Der Vortrag dauert von 18:00 bis 19:30 Uhr und findet im Kleinen Saal der Essener Volkshochschule (VHS) am Burgplatz 1 statt. Dr. Kauertz forscht seit Jahren in den Essener Archiven und hat dabei Muster aufgedeckt, wie die Prozesse geführt wurden und wer ins Visier geriet.

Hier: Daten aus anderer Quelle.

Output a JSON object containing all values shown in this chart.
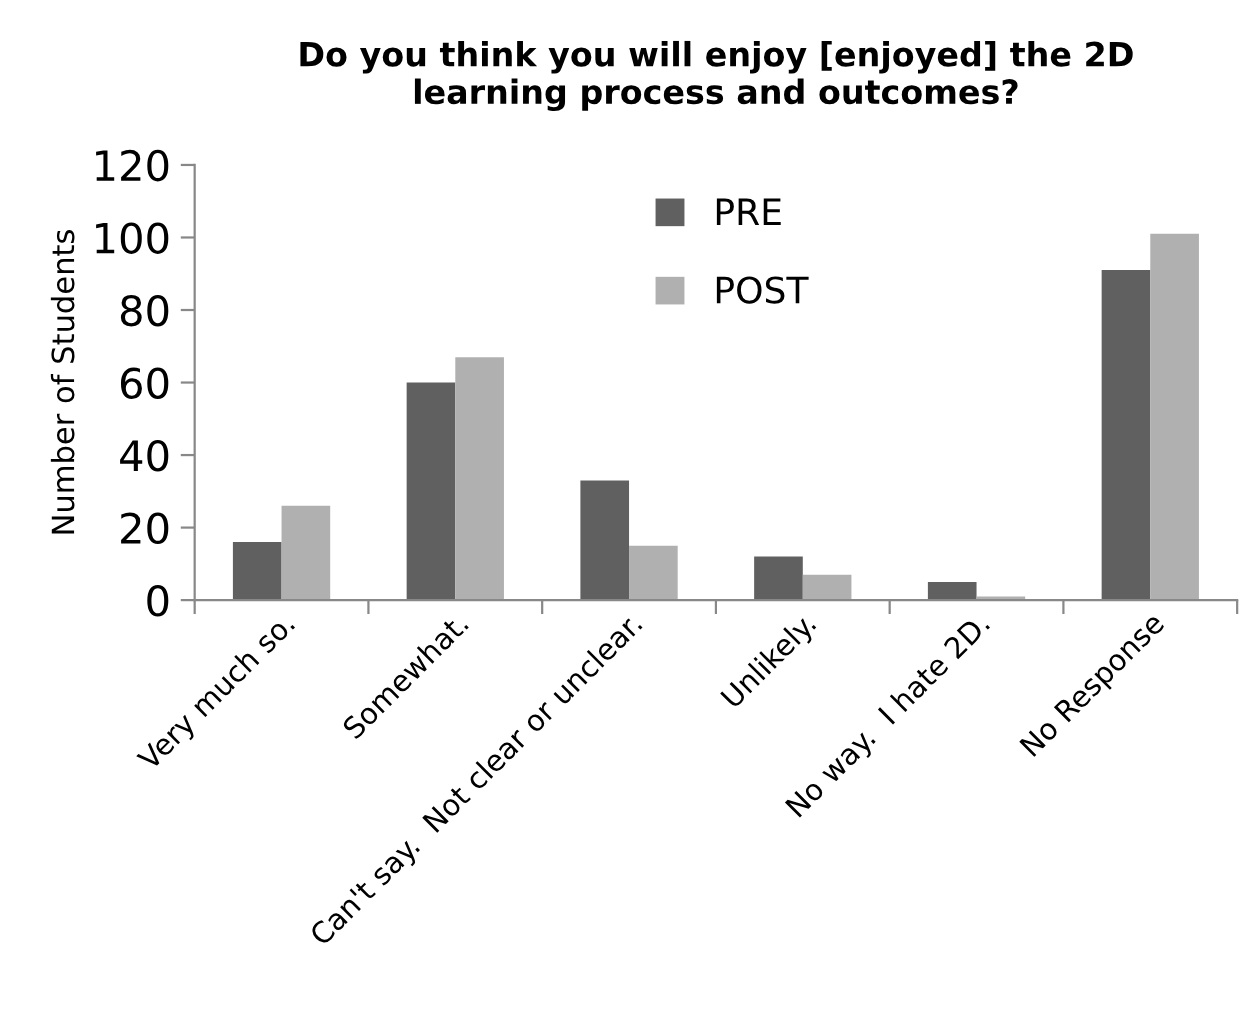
{
  "chart_data": {
    "type": "bar",
    "title": "Do you think you will enjoy [enjoyed] the 2D\nlearning process and outcomes?",
    "ylabel": "Number of Students",
    "categories": [
      "Very much so.",
      "Somewhat.",
      "Can't say.  Not clear or unclear.",
      "Unlikely.",
      "No way.  I hate 2D.",
      "No Response"
    ],
    "series": [
      {
        "name": "PRE",
        "color": "#606060",
        "values": [
          16,
          60,
          33,
          12,
          5,
          91
        ]
      },
      {
        "name": "POST",
        "color": "#b0b0b0",
        "values": [
          26,
          67,
          15,
          7,
          1,
          101
        ]
      }
    ],
    "ylim": [
      0,
      120
    ],
    "yticks": [
      0,
      20,
      40,
      60,
      80,
      100,
      120
    ],
    "grid": false,
    "legend": "top right"
  }
}
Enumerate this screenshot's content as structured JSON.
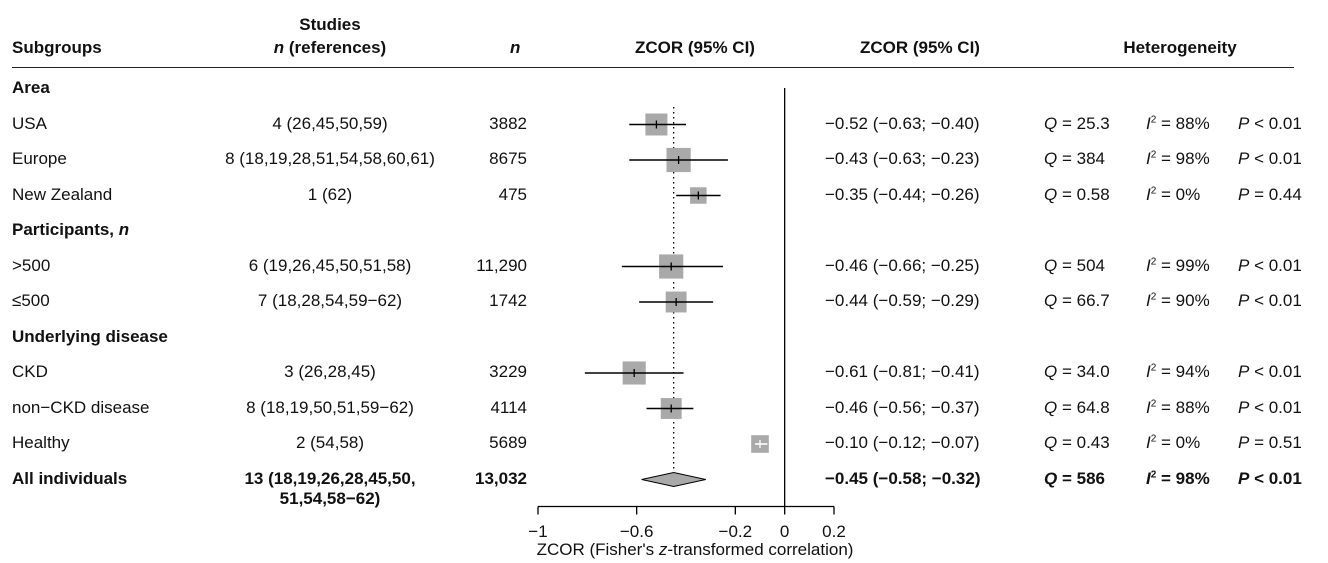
{
  "headers": {
    "subgroups": "Subgroups",
    "studies_line1": "Studies",
    "studies_line2_n": "n",
    "studies_line2_rest": "(references)",
    "n": "n",
    "plot": "ZCOR (95% CI)",
    "ci": "ZCOR (95% CI)",
    "heterogeneity": "Heterogeneity"
  },
  "rows": [
    {
      "type": "section",
      "label": "Area"
    },
    {
      "type": "data",
      "label": "USA",
      "studies": "4 (26,45,50,59)",
      "n": "3882",
      "ci": "−0.52 (−0.63; −0.40)",
      "Q": "25.3",
      "I2": "88%",
      "P": "< 0.01"
    },
    {
      "type": "data",
      "label": "Europe",
      "studies": "8 (18,19,28,51,54,58,60,61)",
      "n": "8675",
      "ci": "−0.43 (−0.63; −0.23)",
      "Q": "384",
      "I2": "98%",
      "P": "< 0.01"
    },
    {
      "type": "data",
      "label": "New Zealand",
      "studies": "1 (62)",
      "n": "475",
      "ci": "−0.35 (−0.44; −0.26)",
      "Q": "0.58",
      "I2": "0%",
      "P": "= 0.44"
    },
    {
      "type": "section",
      "label": "Participants, ",
      "label_italic": "n"
    },
    {
      "type": "data",
      "label": ">500",
      "studies": "6 (19,26,45,50,51,58)",
      "n": "11,290",
      "ci": "−0.46 (−0.66; −0.25)",
      "Q": "504",
      "I2": "99%",
      "P": "< 0.01"
    },
    {
      "type": "data",
      "label": "≤500",
      "studies": "7 (18,28,54,59−62)",
      "n": "1742",
      "ci": "−0.44 (−0.59; −0.29)",
      "Q": "66.7",
      "I2": "90%",
      "P": "< 0.01"
    },
    {
      "type": "section",
      "label": "Underlying disease"
    },
    {
      "type": "data",
      "label": "CKD",
      "studies": "3 (26,28,45)",
      "n": "3229",
      "ci": "−0.61 (−0.81; −0.41)",
      "Q": "34.0",
      "I2": "94%",
      "P": "< 0.01"
    },
    {
      "type": "data",
      "label": "non−CKD disease",
      "studies": "8 (18,19,50,51,59−62)",
      "n": "4114",
      "ci": "−0.46 (−0.56; −0.37)",
      "Q": "64.8",
      "I2": "88%",
      "P": "< 0.01"
    },
    {
      "type": "data",
      "label": "Healthy",
      "studies": "2 (54,58)",
      "n": "5689",
      "ci": "−0.10 (−0.12; −0.07)",
      "Q": "0.43",
      "I2": "0%",
      "P": "= 0.51"
    },
    {
      "type": "total",
      "label": "All individuals",
      "studies": "13 (18,19,26,28,45,50,",
      "studies_line2": "51,54,58−62)",
      "n": "13,032",
      "ci": "−0.45 (−0.58; −0.32)",
      "Q": "586",
      "I2": "98%",
      "P": "< 0.01"
    }
  ],
  "het_labels": {
    "Q": "Q",
    "Q_eq": " = ",
    "I": "I",
    "I_sup": "2",
    "I_eq": " = ",
    "P": "P",
    "P_space": " "
  },
  "chart_data": {
    "type": "forest",
    "xlabel_pre": "ZCOR (Fisher's ",
    "xlabel_italic": "z",
    "xlabel_post": "-transformed correlation)",
    "xlim": [
      -1,
      0.2
    ],
    "ticks": [
      -1,
      -0.6,
      -0.2,
      0,
      0.2
    ],
    "tick_labels": [
      "−1",
      "−0.6",
      "−0.2",
      "0",
      "0.2"
    ],
    "reference_line": 0,
    "pooled_line": -0.45,
    "studies": [
      {
        "name": "USA",
        "est": -0.52,
        "lo": -0.63,
        "hi": -0.4,
        "weight": 1.0
      },
      {
        "name": "Europe",
        "est": -0.43,
        "lo": -0.63,
        "hi": -0.23,
        "weight": 1.1
      },
      {
        "name": "New Zealand",
        "est": -0.35,
        "lo": -0.44,
        "hi": -0.26,
        "weight": 0.75
      },
      {
        "name": ">500",
        "est": -0.46,
        "lo": -0.66,
        "hi": -0.25,
        "weight": 1.1
      },
      {
        "name": "≤500",
        "est": -0.44,
        "lo": -0.59,
        "hi": -0.29,
        "weight": 0.95
      },
      {
        "name": "CKD",
        "est": -0.61,
        "lo": -0.81,
        "hi": -0.41,
        "weight": 1.05
      },
      {
        "name": "non−CKD disease",
        "est": -0.46,
        "lo": -0.56,
        "hi": -0.37,
        "weight": 0.95
      },
      {
        "name": "Healthy",
        "est": -0.1,
        "lo": -0.12,
        "hi": -0.07,
        "weight": 0.8
      }
    ],
    "pooled": {
      "name": "All individuals",
      "est": -0.45,
      "lo": -0.58,
      "hi": -0.32
    },
    "colors": {
      "box": "#a9a9a9",
      "line": "#000000",
      "diamond": "#a9a9a9"
    }
  }
}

Ihre Arbeit zeigt, wie sich die Verfolgung in der Region in ihrer Intensität von denen benachbarter Gebiete unterschied.
Zwischen 1585 und 1632 erlebte das Rheinland und Westfalen eine Welle von Hexenprozessen, wobei das Vest Recklinghausen zu den am stärksten betroffenen Regionen zählte. Anhand Essens als Fallbeispiel wird der Vortrag die sozialen und rechtlichen Faktoren analysieren, die darüber entschieden, wer angeklagt wurde. Die Veranstalter bitten um vorherige Anmeldung über die Website der VHS unter der Kursnummer 252.1B004N.
Der Eintritt ist frei.
Ziel des Abends ist es, Essens spezifische Erfahrungen während der Hexenverfolgungen zu beleuchten. Dr. Kauertz' Erkenntnisse stützen sich direkt auf lokale Akten und bieten einen detaillierten Einblick in die Abläufe der Prozesse in der Stadt. Interessierte können sich ihren Platz durch eine Online-Anmeldung im Vorfeld sichern.